Photo albums record the history of the club, with pictures of young men growing into middle age, and bringing their sons to camp, and then showing up as older men with grandkids. The men in the pictures take on a fuller, more affluent look with age, but the deer they pose with change very little through the years.

``We have a feeling that a preserve of 300-some acres is going to be an important thing in the future,'' said Flintom. ``We realize that maybe all our children won't want to do what we want to do, but some children will.''

This deer camp, like many, is built around cooks and kitchens and long tables that accommodate a dozen or more hungry men, but the heart of it is companionship.

``Fellowship,'' said Flintom. ``That's what it all boils down to. We are a diverse group. Our common interest is hunting. Even more common than that is fellowship and good will toward our friends. We just enjoy being together.''

That takes on even more importance this season, a year when the meat pole out back of the lodge has not bowed under the weight of many deer. Vern Stephenson of Waynesboro figures the kill of 11 deer is down 20 percent from the previous year.
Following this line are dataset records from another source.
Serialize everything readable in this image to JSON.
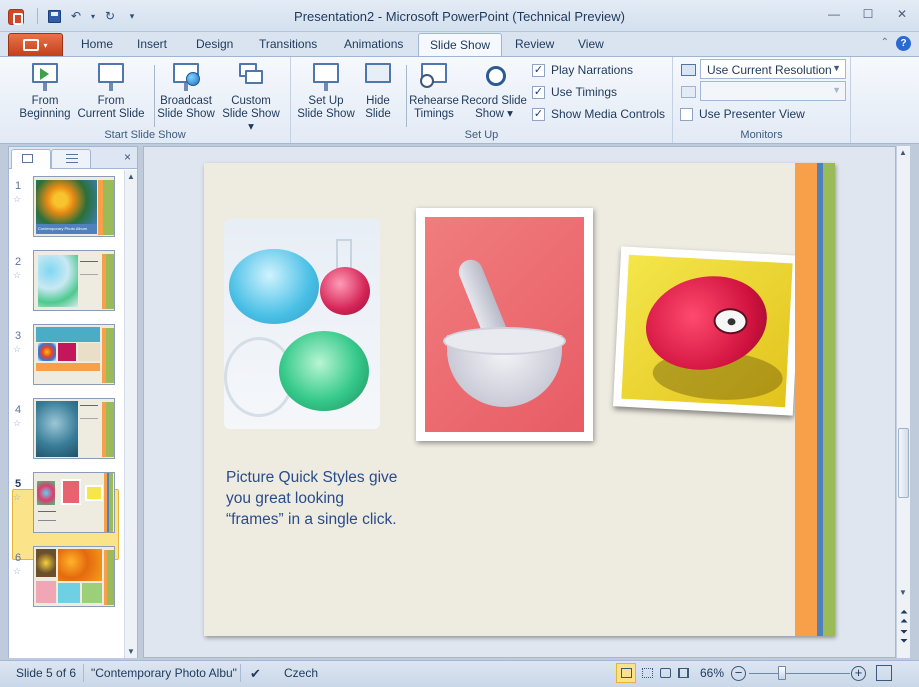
{
  "window": {
    "title": "Presentation2  -  Microsoft PowerPoint (Technical Preview)"
  },
  "qat": {
    "save_icon": "save-icon",
    "undo_icon": "undo-icon",
    "redo_icon": "redo-icon"
  },
  "tabs": [
    "Home",
    "Insert",
    "Design",
    "Transitions",
    "Animations",
    "Slide Show",
    "Review",
    "View"
  ],
  "active_tab": "Slide Show",
  "ribbon": {
    "start": {
      "label": "Start Slide Show",
      "from_beginning": [
        "From",
        "Beginning"
      ],
      "from_current": [
        "From",
        "Current Slide"
      ],
      "broadcast": [
        "Broadcast",
        "Slide Show"
      ],
      "custom": [
        "Custom",
        "Slide Show ▾"
      ]
    },
    "setup": {
      "label": "Set Up",
      "setup_show": [
        "Set Up",
        "Slide Show"
      ],
      "hide_slide": [
        "Hide",
        "Slide"
      ],
      "rehearse": [
        "Rehearse",
        "Timings"
      ],
      "record": [
        "Record Slide",
        "Show ▾"
      ],
      "play_narrations": "Play Narrations",
      "use_timings": "Use Timings",
      "show_media_controls": "Show Media Controls"
    },
    "monitors": {
      "label": "Monitors",
      "resolution": "Use Current Resolution",
      "show_on": "",
      "presenter_view": "Use Presenter View"
    }
  },
  "thumbnails": [
    {
      "num": "1",
      "caption": "Contemporary Photo Album"
    },
    {
      "num": "2",
      "caption": ""
    },
    {
      "num": "3",
      "caption": ""
    },
    {
      "num": "4",
      "caption": ""
    },
    {
      "num": "5",
      "caption": ""
    },
    {
      "num": "6",
      "caption": ""
    }
  ],
  "slide": {
    "text": "Picture Quick Styles give you great looking “frames” in a single click.",
    "stripes": [
      "#f7a049",
      "#4f81bd",
      "#9bbb59"
    ]
  },
  "status": {
    "slide_of": "Slide 5 of 6",
    "theme": "\"Contemporary Photo Albu\"",
    "language": "Czech",
    "zoom": "66%"
  }
}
``It has been slow, agrees, Bean, who lives in Jamestown, N.C. ``There is such a mast crop that the deer are staying back in the woods and we actually have to hunt them.''

Lynn Hammett, a burly policeman from Powhatan - Stephenson's son-in-law - is a man who takes hunting seriously, leaving before daylight and returning after dark.

``I haven't seen anything,'' he reports at the close of the third day of the gun season. ``There is absolutely no pattern whatsoever. They aren't even leaving trails.''

Hammett said he'd seen more deer near his backyard than in the wilds of Bath and Highland counties.
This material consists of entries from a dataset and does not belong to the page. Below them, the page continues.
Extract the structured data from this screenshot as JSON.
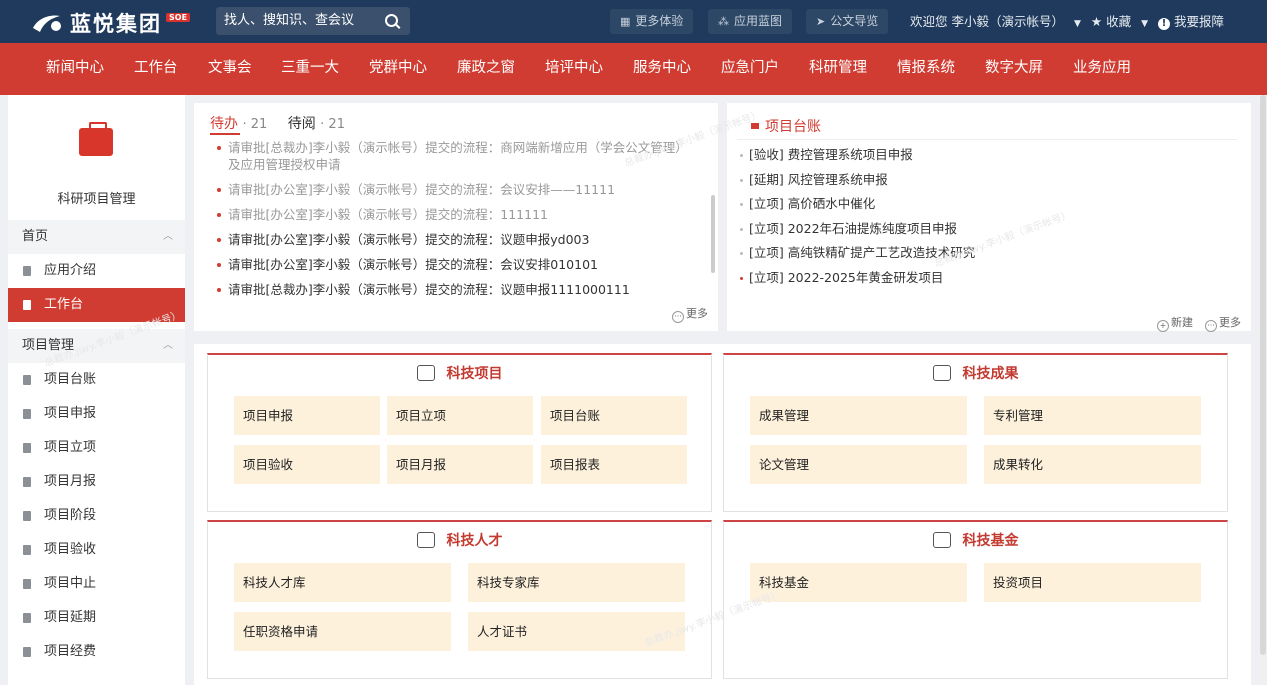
{
  "brand": {
    "name": "蓝悦集团",
    "badge": "SOE"
  },
  "search": {
    "placeholder": "找人、搜知识、查会议"
  },
  "toolbar": {
    "more_exp": "更多体验",
    "app_blue": "应用蓝图",
    "doc_nav": "公文导览"
  },
  "user": {
    "welcome": "欢迎您  李小毅（演示帐号）",
    "favorites": "收藏",
    "report": "我要报障"
  },
  "nav": [
    "新闻中心",
    "工作台",
    "文事会",
    "三重一大",
    "党群中心",
    "廉政之窗",
    "培评中心",
    "服务中心",
    "应急门户",
    "科研管理",
    "情报系统",
    "数字大屏",
    "业务应用"
  ],
  "sidebar": {
    "title": "科研项目管理",
    "groups": [
      {
        "label": "首页",
        "items": [
          "应用介绍",
          "工作台"
        ]
      },
      {
        "label": "项目管理",
        "items": [
          "项目台账",
          "项目申报",
          "项目立项",
          "项目月报",
          "项目阶段",
          "项目验收",
          "项目中止",
          "项目延期",
          "项目经费"
        ]
      }
    ]
  },
  "todo": {
    "tab_pending": "待办",
    "pending_count": "· 21",
    "tab_read": "待阅",
    "read_count": "· 21",
    "more": "更多",
    "items": [
      {
        "text": "请审批[总裁办]李小毅（演示帐号）提交的流程：商网端新增应用（学会公文管理）及应用管理授权申请",
        "read": true
      },
      {
        "text": "请审批[办公室]李小毅（演示帐号）提交的流程：会议安排——11111",
        "read": true
      },
      {
        "text": "请审批[办公室]李小毅（演示帐号）提交的流程：111111",
        "read": true
      },
      {
        "text": "请审批[办公室]李小毅（演示帐号）提交的流程：议题申报yd003",
        "read": false
      },
      {
        "text": "请审批[办公室]李小毅（演示帐号）提交的流程：会议安排010101",
        "read": false
      },
      {
        "text": "请审批[总裁办]李小毅（演示帐号）提交的流程：议题申报1111000111",
        "read": false
      }
    ]
  },
  "ledger": {
    "title": "项目台账",
    "new": "新建",
    "more": "更多",
    "items": [
      {
        "text": "[验收] 费控管理系统项目申报",
        "hot": false
      },
      {
        "text": "[延期] 风控管理系统申报",
        "hot": false
      },
      {
        "text": "[立项] 高价硒水中催化",
        "hot": false
      },
      {
        "text": "[立项] 2022年石油提炼纯度项目申报",
        "hot": false
      },
      {
        "text": "[立项] 高纯铁精矿提产工艺改造技术研究",
        "hot": false
      },
      {
        "text": "[立项] 2022-2025年黄金研发项目",
        "hot": true
      }
    ]
  },
  "cards": {
    "tech_project": {
      "title": "科技项目",
      "tiles": [
        "项目申报",
        "项目立项",
        "项目台账",
        "项目验收",
        "项目月报",
        "项目报表"
      ]
    },
    "tech_result": {
      "title": "科技成果",
      "tiles": [
        "成果管理",
        "专利管理",
        "论文管理",
        "成果转化"
      ]
    },
    "tech_talent": {
      "title": "科技人才",
      "tiles": [
        "科技人才库",
        "科技专家库",
        "任职资格申请",
        "人才证书"
      ]
    },
    "tech_fund": {
      "title": "科技基金",
      "tiles": [
        "科技基金",
        "投资项目"
      ]
    }
  },
  "watermark": "总裁办.jiwy.李小毅（演示帐号）"
}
But Rich Evans, an emergency room doctor, who lives on Afton Mountain, shows no distress over the scarcity of deer. He bagged a four-pointer during the bow season and is lounging around camp with that snug ``I got my buck feeling.''

``I am absolutely relaxed,'' said Evans, one of the newer members. ``I have been here for three days and it feels like I have been gone for three years. I got a deer during the bow season and I don't particularly care to kill any more animals.''

Evans, 41, recalls his bow kill, when his heart pounded to the point it was the loudest thing in the woods, when he found himself gulping air rather than breathing.
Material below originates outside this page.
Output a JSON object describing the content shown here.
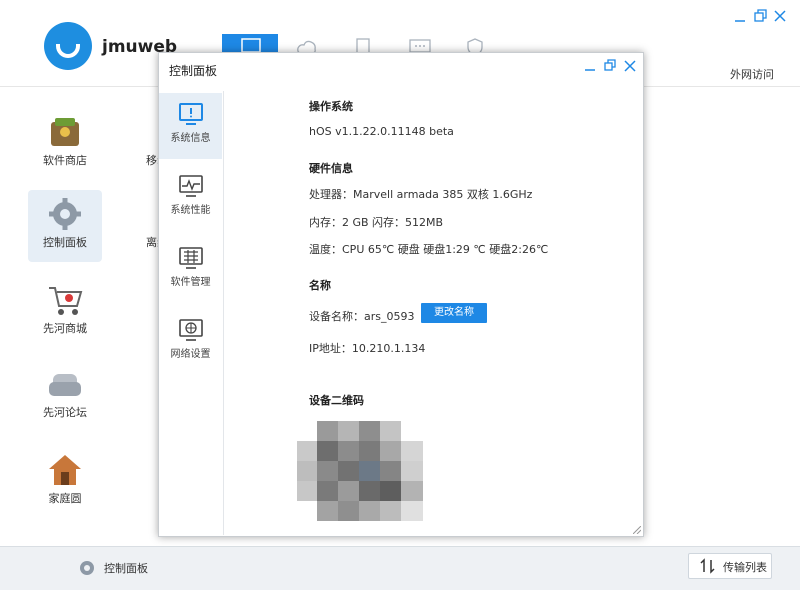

``If that ever changes, I will quit hunting,'' he said.

Members can remember when Evans wasn't king of camp, his first year when he ceremoniously was recognized for killing a ``suitcase'' deer.

``You understand what a suitcase deer is, one of those deer that are 30 to 40 pounds and you tie his legs together and carry him out like a suitcase,'' said Stephenson.

Wild Turkey Lodge manages its property for wildlife under three programs: the American Tree Farm System, the Forest Stewardship Program and the Deer Management Assistance Program.

During weekend work parties, members have planted 1,000 mast-bearing trees, protecting them from the deer with plastic tubes.

``When they are 25 feet tall, I won't be here, and maybe my children won't, but they can if they want to,'' said Flintom. ``For certain, the game will be here. That is part of our future.''

Just before Flintom serves dinner, a heavy rain briefly pounds on the roof and softens the forest floor, promising better hunting conditions the next day. The Beaufort stew comes to the table in heaping bowls, and the hunters radiate the feeling that these woods, these streams, these trees, these rocks, these fields, these skies, these deer belong to them. The deer obviously contest this concept, except those who are staring through glass eyes from the walls of the lodge.

Somewhere on the mountain behind the lodge, surely a mature buck with massive antlers freshens his scrapes following the rain, a ritual as old and strong as the one taking place in the cabin.